I preferred a design with round shapes only. I built the plinth from a stack of eight parts made from 12 mm MDF. One template was made, which was copied eight times using a wood router. In the middle four sheets, an opening was made. After glueing the parts, this could be filled with lead beads (approx. 10 kg). I obtained the lead from Thomas Scheu, but it is readily available from diving sport shops as well. On top of this a lid is fixed with bolts. Note that my design allows for the use of two arms. At the moment, I have one arm and I have no plans for a second arm right now. However, the extra arm support was no extra work and it keeps the possibility open to use an additional arm.
The round forms are also used for the motor housing and for the MC-to-MM amplifier housing. These enclosures were made from 125 mm PVC tubing (for sewers) with a CD (120 mm) on top. The motor housing was made stable by putting in a high mass (some pieces of M18 steel threaded rods and concrete). All MDF parts for the tubular housing were made using a circle cutter in a workbench drilling machine. On the motor housing, two knobs were needed for the potentiometers for 33 and 45 rpm speed control. Since I could not find nice chromium-plated knobs a made them from a towel rack that I got for almost nothing at the local second-hand store.
All parts were painted black by either using spray painting or a roller. For getting an equal coating, the tubular parts were spinned slowly on an old 2 euro record player from the second-hand store during spraying.
Since the player does not have a subchassis, it requires a rigid support. I made a support from 18 mm yellow pine. Inside this support, I used three 18 mm plywood sheets. Total thickness of the wood part is 72 mm.
The shelve of the furniture where I would like to position the player was not really rigid. It was a single sheet of 18 mm fiber board. Therefore, I drilled four holes in this shelve. These allow for threaded rods between the wood support and a support frame that is fixed with large screws onto the concrete rear wall. In this way, it looks as if the wood support lies on the furniture shelve while it is actually fitted to the wall. The nuts on the threaded rods are used for leveling the record player.
After having built everything, the final setup had to be done. Guidelines how to setup the Scheu Cantus tone arm can be found here and more general guidelines on cartridge setup can be found on the internet, e.g. here. What has be done?:
Setting up the motor is simple. Make a string from the sewing thread by making a single knot in the thread. Shift the motor housing such that the tension on the thread is minimal but still enough to drive the platter. For setting the correct motor speed you will need a strobe disk and preferably a strobe lamp as well.
Ready for listening! The sound of this player is impressive and I think building a record player yourself gives the possibility to realize a great player for a relatively modest price. And I hope I made clear that building a record player is less difficult than it initially may seem to be.

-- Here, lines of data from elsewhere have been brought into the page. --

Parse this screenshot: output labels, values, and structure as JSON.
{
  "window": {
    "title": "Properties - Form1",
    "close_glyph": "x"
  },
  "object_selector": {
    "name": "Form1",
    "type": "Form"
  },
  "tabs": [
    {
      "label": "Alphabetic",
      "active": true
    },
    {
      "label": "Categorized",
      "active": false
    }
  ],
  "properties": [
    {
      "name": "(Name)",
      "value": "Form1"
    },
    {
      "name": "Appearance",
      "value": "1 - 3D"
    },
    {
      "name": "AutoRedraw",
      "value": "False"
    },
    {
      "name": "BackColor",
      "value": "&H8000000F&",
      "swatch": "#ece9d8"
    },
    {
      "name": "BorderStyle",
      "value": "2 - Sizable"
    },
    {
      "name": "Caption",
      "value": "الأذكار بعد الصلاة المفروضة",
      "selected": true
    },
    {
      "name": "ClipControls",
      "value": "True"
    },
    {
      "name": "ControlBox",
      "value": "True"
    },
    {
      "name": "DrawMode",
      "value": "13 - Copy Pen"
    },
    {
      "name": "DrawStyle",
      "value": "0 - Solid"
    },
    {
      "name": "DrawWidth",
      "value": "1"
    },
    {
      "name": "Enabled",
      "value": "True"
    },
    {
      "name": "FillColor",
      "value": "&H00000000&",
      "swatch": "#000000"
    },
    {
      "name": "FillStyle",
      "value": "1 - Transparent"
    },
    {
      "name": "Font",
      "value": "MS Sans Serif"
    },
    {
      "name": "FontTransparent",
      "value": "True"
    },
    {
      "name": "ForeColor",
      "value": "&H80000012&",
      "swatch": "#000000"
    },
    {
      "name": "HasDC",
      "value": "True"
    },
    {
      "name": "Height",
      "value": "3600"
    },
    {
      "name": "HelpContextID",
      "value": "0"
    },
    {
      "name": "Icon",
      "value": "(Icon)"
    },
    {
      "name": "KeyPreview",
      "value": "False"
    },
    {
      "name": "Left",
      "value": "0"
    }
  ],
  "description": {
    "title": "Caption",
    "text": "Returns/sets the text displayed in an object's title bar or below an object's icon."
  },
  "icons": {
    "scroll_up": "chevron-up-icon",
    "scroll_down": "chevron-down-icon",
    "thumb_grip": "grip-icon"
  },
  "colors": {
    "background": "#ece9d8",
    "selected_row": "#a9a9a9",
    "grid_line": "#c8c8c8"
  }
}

Ever since the introduction of the CD, I kept my record player in the living room. From time to time, I listened to my records although not too often. Some months ago I bought a large number of records via the internet and that was the start of my renewed interest in record players.
Quite many attractive record players are available. But during my search, I happened to find out that a very limited number of suppliers also sell parts for DIY activities. This opened the possibility to realize a high-quality record player for a relatively modest price. Moreover, it gave the opportunity to realize the visual appearance that I preferred. And it gives a good feeling to build something yourself. Some inspiring examples of DIY record players and useful information can be found, e.g., on the Krishu website.